The hidden weighted bit function (HWBF), introduced by R. Bryant in IEEE Trans. Comp. 40 and revisited by D. Knuth in Vol. 4 of The Art of Computer Programming, is a function that seems to be the simplest one with exponential Binary Decision Diagram (BDD) size. This property is interesting from a cryptographic viewpoint since BDD-based attacks are receiving more attention in the cryptographic community. But, to be usable in stream ciphers, the functions must also satisfy all the other main criteria. In this paper, we investigate the cryptographic properties of the HWBF and prove that it is balanced, with optimum algebraic degree and satisfies the strict avalanche criterion.
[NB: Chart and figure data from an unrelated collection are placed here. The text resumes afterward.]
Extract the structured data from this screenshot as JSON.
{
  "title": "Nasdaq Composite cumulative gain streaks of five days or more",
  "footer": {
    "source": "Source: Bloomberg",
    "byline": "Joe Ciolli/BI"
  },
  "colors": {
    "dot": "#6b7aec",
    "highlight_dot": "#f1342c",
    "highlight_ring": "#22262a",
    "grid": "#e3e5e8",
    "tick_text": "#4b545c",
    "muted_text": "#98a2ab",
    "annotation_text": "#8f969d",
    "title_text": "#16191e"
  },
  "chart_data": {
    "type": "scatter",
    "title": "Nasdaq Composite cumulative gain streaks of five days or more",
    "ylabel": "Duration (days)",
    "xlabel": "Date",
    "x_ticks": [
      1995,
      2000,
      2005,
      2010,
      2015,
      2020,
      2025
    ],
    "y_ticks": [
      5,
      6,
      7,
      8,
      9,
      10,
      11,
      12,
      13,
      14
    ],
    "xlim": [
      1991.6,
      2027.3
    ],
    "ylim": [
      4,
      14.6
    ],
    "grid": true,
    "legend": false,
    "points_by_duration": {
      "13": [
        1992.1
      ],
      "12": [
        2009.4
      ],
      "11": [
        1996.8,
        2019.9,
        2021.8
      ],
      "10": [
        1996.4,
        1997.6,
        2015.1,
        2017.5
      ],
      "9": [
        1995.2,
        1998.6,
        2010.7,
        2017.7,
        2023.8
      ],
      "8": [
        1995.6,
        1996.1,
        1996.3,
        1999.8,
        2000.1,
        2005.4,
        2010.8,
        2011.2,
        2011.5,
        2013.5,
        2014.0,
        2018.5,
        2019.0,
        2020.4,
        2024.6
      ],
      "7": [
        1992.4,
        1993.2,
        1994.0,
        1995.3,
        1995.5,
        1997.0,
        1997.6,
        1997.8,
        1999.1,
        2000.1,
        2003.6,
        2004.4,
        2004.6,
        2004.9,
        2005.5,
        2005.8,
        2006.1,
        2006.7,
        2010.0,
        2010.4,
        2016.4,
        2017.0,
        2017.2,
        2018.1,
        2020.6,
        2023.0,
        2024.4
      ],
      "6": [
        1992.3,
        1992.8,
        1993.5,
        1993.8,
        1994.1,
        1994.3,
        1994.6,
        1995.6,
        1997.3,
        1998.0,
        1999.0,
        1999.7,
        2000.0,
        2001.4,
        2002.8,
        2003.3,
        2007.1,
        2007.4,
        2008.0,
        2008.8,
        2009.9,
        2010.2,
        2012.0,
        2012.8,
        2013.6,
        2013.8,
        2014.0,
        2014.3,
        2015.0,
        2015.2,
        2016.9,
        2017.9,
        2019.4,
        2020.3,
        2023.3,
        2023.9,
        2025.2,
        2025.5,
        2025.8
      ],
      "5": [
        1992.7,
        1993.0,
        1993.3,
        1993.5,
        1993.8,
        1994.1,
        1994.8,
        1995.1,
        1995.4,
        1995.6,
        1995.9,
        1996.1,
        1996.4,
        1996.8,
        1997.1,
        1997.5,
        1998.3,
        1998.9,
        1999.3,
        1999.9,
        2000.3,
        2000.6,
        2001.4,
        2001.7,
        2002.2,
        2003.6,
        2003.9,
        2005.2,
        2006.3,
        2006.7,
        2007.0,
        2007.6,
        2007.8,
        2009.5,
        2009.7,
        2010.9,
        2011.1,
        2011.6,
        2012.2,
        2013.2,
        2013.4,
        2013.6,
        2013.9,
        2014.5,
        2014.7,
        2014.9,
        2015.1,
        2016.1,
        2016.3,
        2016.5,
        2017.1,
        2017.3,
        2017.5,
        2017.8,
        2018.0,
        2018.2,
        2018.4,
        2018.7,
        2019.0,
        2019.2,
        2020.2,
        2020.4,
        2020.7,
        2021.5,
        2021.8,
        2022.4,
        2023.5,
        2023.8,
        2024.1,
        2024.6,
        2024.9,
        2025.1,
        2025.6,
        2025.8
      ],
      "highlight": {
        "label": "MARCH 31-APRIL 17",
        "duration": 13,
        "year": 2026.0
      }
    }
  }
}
We calculate its exact nonlinearity and give a lower bound on its algebraic immunity. Moreover, we investigate its normality and its resistance against fast algebraic attacks. The HWBF is simple, can be implemented efficiently, has a high BDD size and rather good cryptographic properties, if we take into account that its number of variables can be much larger than for other functions with the same implementation efficiency. Therefore, the HWBF is a good candidate for being used in real ciphers. Indeed, contrary to the case of symmetric functions, which allow such fast implementation but also offer to the attacker some specific possibilities due to their symmetry, its structure is not suspected to be related to such dedicated attacks.